Впереди было пять дней плавания, пять дней беззаботного, блаженного отдыха и романтического ожидания неизвестного — это настроило всех на особый, идиллический лад. Еще бы, нас уже ничто не могло больше потревожить, кроме бурного моря. Но, может быть, оно не захочет под нами бушевать? Мы плыли по Северному морю, впереди был Гавр и соблазнительнейший Париж. У всех отличное настроение. На палубе веселье, шутки и розыгрыши.
Первая остановка в Киле. «Андрей Жданов» замедлил ход, приблизилась шлюпка, и на борт поднялся немецкий лоцман. Он поведет теплоход по трудному фарватеру Кильского канала. Внешне лоцман — типичный бюргер, какими мы привыкли их себе представлять,— толстый, с красным обветренным лицом. В петлице свастика. Фашист. Поднявшись на палубу, лоцман тотчас выбрасывает вперед правую руку.
По морскому обычаю, ему вынесли огромный бутерброд с жирной ветчиной и стакан водки — хлеб-соль, так сказать. Когда лоцман выпил, крякнул и закусил, его подвели к штурвалу.
Это первое в моей жизни столкновение с живым фашистом в его, так сказать, мирном, повседневном быту запомнилось мне навсегда с удивительной резкостью. Но теперь, когда я узнал, что такое настоящий фашизм в действии, когда в нашу жизнь трагически вошли Майданек, Лидице, Орадур, я понимаю, какими наивными были мои первые впечатления от «живого» фашиста.
Помню, что от фигуры этого лоцмана я перевел взгляд на небо. Оно было покрыто тучами. На берегу, вдалеке, фабричные и заводские трубы извергали клубы дыма. От этого серый день стал еще более мрачным. На таком фоне особенно ярким показался мне развевающийся на мачте наш алый флаг.

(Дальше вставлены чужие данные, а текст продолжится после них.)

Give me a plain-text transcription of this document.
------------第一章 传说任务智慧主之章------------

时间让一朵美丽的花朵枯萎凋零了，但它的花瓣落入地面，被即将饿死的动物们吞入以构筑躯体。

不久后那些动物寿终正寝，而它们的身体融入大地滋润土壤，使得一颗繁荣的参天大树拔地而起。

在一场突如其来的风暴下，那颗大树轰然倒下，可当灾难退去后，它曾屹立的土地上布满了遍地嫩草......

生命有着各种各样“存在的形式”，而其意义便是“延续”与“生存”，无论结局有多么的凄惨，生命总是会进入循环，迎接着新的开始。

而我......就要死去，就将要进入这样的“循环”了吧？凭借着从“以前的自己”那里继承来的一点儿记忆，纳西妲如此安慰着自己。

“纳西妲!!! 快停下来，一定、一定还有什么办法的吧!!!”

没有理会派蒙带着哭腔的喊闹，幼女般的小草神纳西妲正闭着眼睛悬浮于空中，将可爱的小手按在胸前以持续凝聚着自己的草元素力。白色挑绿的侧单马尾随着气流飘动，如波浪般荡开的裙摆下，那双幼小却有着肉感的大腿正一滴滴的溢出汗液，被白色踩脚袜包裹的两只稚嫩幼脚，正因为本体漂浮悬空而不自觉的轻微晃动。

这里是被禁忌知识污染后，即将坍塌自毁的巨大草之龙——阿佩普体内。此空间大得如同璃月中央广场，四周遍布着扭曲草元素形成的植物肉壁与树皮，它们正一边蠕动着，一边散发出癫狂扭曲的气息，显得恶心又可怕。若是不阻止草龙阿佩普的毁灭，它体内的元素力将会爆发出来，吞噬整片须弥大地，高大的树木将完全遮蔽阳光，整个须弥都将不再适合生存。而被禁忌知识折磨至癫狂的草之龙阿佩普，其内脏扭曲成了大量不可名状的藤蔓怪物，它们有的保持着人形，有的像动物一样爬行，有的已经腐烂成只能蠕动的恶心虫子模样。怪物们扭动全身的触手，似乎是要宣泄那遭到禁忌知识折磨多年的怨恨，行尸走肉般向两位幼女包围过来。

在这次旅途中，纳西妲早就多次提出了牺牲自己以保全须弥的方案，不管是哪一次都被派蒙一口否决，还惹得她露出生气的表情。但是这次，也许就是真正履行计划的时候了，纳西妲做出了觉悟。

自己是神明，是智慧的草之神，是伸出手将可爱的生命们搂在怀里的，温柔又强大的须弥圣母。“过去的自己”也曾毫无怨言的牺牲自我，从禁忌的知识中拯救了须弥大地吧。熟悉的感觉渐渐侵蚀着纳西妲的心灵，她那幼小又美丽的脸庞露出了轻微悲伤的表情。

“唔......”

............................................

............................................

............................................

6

Внизу на пристани продавцы мелочей и сувениров рекламировали свой товар. Мы с любопытством разглядывали незнакомую нам жизнь. Суетились немногочисленные пассажиры, сновало несколько торговцев с лотками. Прошла колонна гитлерюгенд — двенадцати-четырнадцатилених детей. Формой своей одежды они чем-то напоминали бойскаутов: короткие штаны, костюм цвета хаки, черные галстуки, на рукавах черные свастики, на поясах кинжальчики.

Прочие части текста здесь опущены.